Beyond the likelihood that monkeypox will spread to broader segments of the human population, we should be alert to its spread within the animal kingdom. Despite the disease’s name, monkeys are far from the only possible animal host. Identified carriers include squirrels, apes, rats, bats, and chimpanzees. Other possible carriers are cats and mice. A 2003 outbreak happened after Gambian pouched rats and two other small mammals imported from West Africa to the United States infected prairie dogs in pet shops, which in turn infected 47 children and adults. Rats and squirrels, a common denominator in many outbreaks, are likely to provide a welcoming home.
Unlike smallpox, which has no animal reservoir, monkeypox thus poses a high risk of becoming endemic. New York’s subways, basements, and streets are overrun with rats. Eradicating them has never proven remotely possible. If they become a host to monkeypox, it will be a permanent threat.

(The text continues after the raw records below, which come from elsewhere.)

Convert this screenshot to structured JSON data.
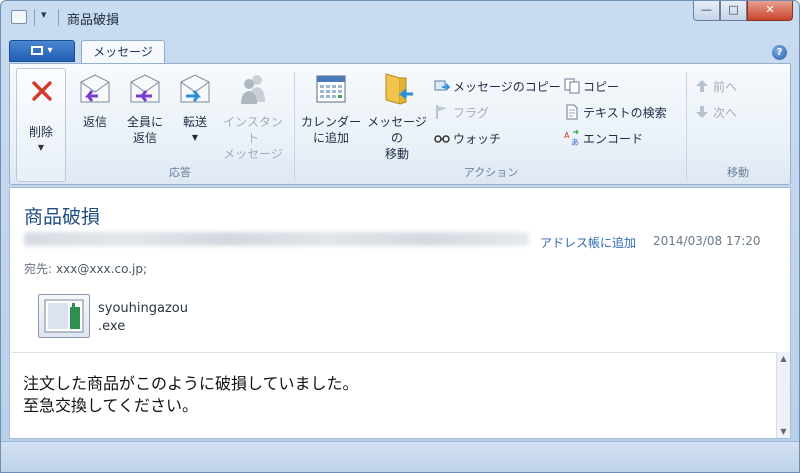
{
  "window": {
    "title": "商品破損",
    "controls": {
      "minimize": "—",
      "maximize": "□",
      "close": "✕"
    }
  },
  "tabs": [
    {
      "label": "メッセージ",
      "active": true
    }
  ],
  "ribbon": {
    "delete": {
      "label": "削除"
    },
    "respond": {
      "group_label": "応答",
      "reply": "返信",
      "reply_all_1": "全員に",
      "reply_all_2": "返信",
      "forward": "転送",
      "instant_1": "インスタント",
      "instant_2": "メッセージ"
    },
    "actions": {
      "group_label": "アクション",
      "calendar_1": "カレンダー",
      "calendar_2": "に追加",
      "move_1": "メッセージの",
      "move_2": "移動",
      "copy_message": "メッセージのコピー",
      "flag": "フラグ",
      "watch": "ウォッチ",
      "copy": "コピー",
      "find_text": "テキストの検索",
      "encode": "エンコード"
    },
    "move": {
      "group_label": "移動",
      "prev": "前へ",
      "next": "次へ"
    }
  },
  "message": {
    "subject": "商品破損",
    "add_to_contacts": "アドレス帳に追加",
    "timestamp": "2014/03/08 17:20",
    "to_label": "宛先:",
    "to_value": "xxx@xxx.co.jp;",
    "attachment": {
      "name_line1": "syouhingazou",
      "name_line2": ".exe"
    },
    "body_line1": "注文した商品がこのように破損していました。",
    "body_line2": "至急交換してください。"
  },
  "colors": {
    "accent": "#1f5eb3",
    "subject": "#1f4f82",
    "link": "#2d67b3",
    "close_button": "#c8452d"
  }
}
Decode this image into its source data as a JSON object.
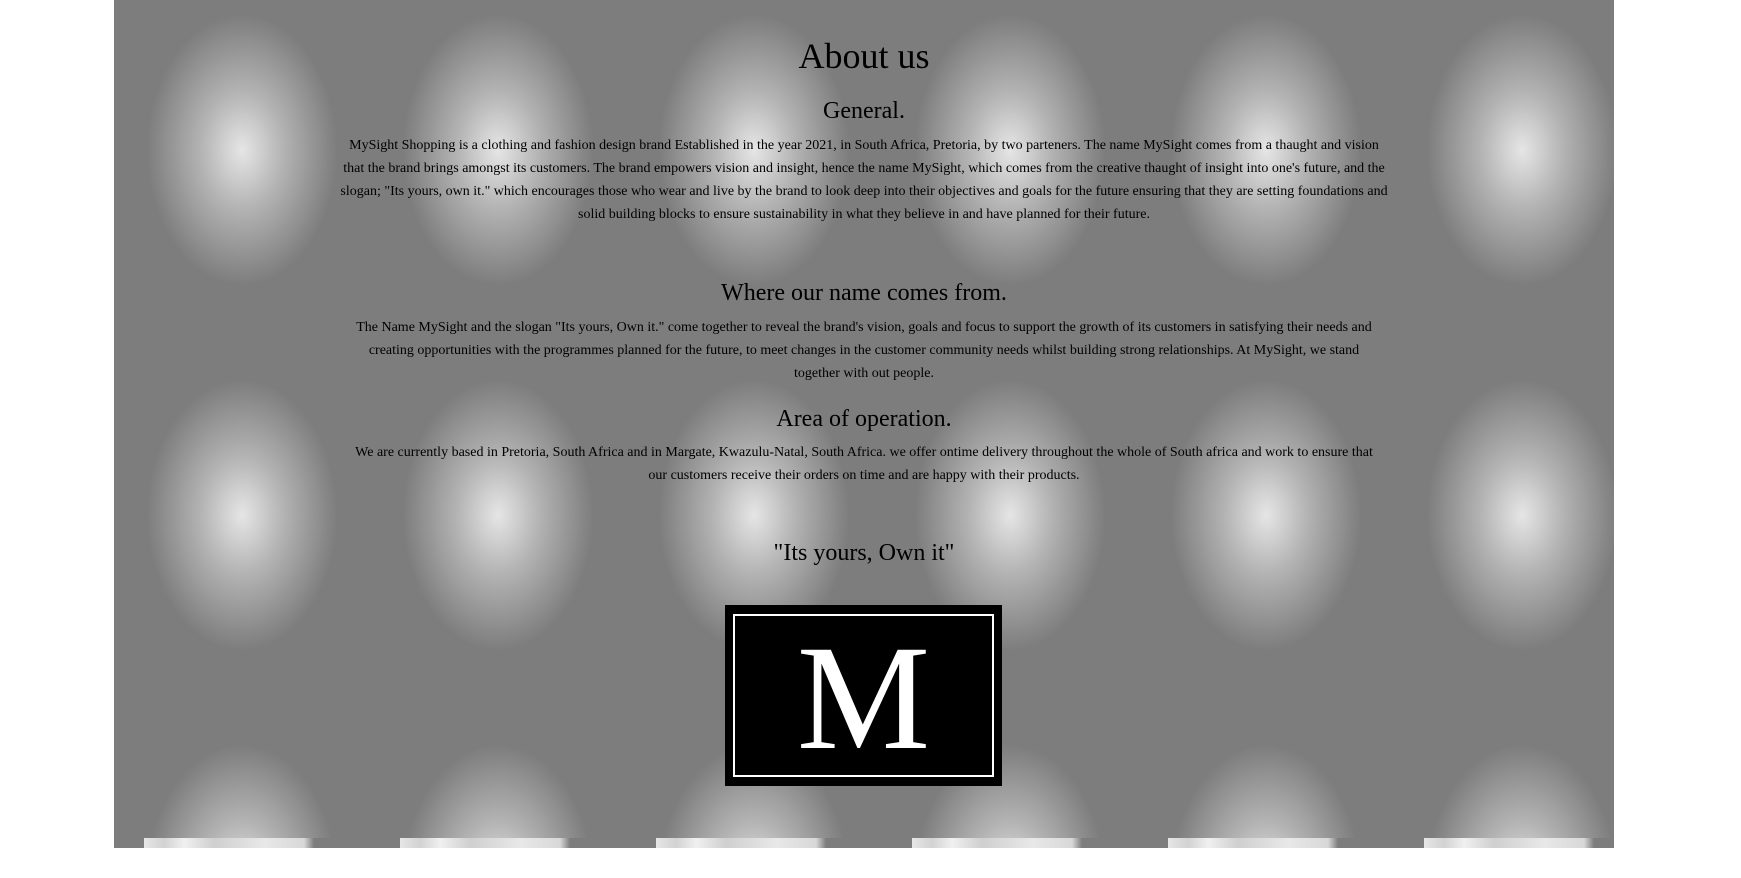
{
  "page": {
    "title": "About us"
  },
  "sections": [
    {
      "heading": "General.",
      "body": "MySight Shopping is a clothing and fashion design brand Established in the year 2021, in South Africa, Pretoria, by two parteners.  The name MySight comes from a thaught and vision that the brand brings amongst its customers.  The brand empowers vision and insight, hence the name MySight, which comes from the creative thaught of insight into one's future,  and the slogan;  \"Its yours, own it.\" which encourages those who wear and live by the brand to look deep into their objectives and goals for the future ensuring that they are setting foundations and solid building blocks to ensure sustainability in what they believe in and have planned for their future."
    },
    {
      "heading": "Where our name comes from.",
      "body": "The Name MySight and the slogan \"Its yours, Own it.\" come together to reveal the brand's vision,  goals and focus to support the growth of its customers in satisfying their needs and creating opportunities with the programmes planned for the future,   to meet changes in the customer community needs whilst building strong relationships.  At MySight,  we stand together with out people."
    },
    {
      "heading": "Area of operation.",
      "body": "We are currently based in Pretoria, South Africa and in Margate, Kwazulu-Natal, South Africa. we offer ontime delivery throughout the whole of South africa and work to ensure that our customers receive their orders on time and are happy with their products."
    }
  ],
  "slogan": "\"Its yours, Own it\"",
  "logo": {
    "letter": "M",
    "background": "#000000",
    "foreground": "#ffffff"
  },
  "colors": {
    "backdrop": "#7d7d7d",
    "page": "#ffffff",
    "text": "#000000"
  }
}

Insufficient vaccines have led the New York City health department to adopt a one-dose-only strategy for what would normally be a two-dose vaccine. Although the supply of vaccines is now increasing, it remains insufficient to serve even high-risk men, let alone women, as they become exposed—and especially people of all genders who are living with HIV and seem to be particularly vulnerable to monkeypox infection.
We should learn from the COVID-19 pandemic and ramp up vaccine production now. Governments should insist on using all productive capacity rather than prioritizing the profits of a few patent holders in high-income countries. A selective approach to global biosecurity contradicts our interdependency.
But we should also remember that we have never vaccinated our way out of any pandemic. In the West, measles, scarlet fever, and other childhood diseases stopped killing kids decades before vaccines—our preferred tool of mass salvation—arrived in the late 1950s. Smallpox was similarly largely controlled by the turn of the 20th century through public health measures.
We need to stop subordinating people to the virus. A single approach of surveillance, isolation, contact tracing, and vaccination worked very well for smallpox, which relied exclusively on a human host, could be diagnosed at 10 paces, and was prevented with a single vaccination. But even that approach relied not only on tests and vaccines but also, most of all, on trust—to be tested and vaccinated. Candor is a prerequisite for trust.
The emergence of monkeypox as smallpox vaccinations waned should also lead us to think about reviving smallpox vaccinations. Although the smallpox virus no longer exists in the wild, various laboratories have retained samples. Its release would be a devastating biological weapon, albeit one that would be impossible to control.
All of this speaks to the need for urgent and honest action. Dancing around sensitive discussions cannot come before effective public health messaging. With another pandemic looming, now is the time to replace euphemisms with communication and fear with trust.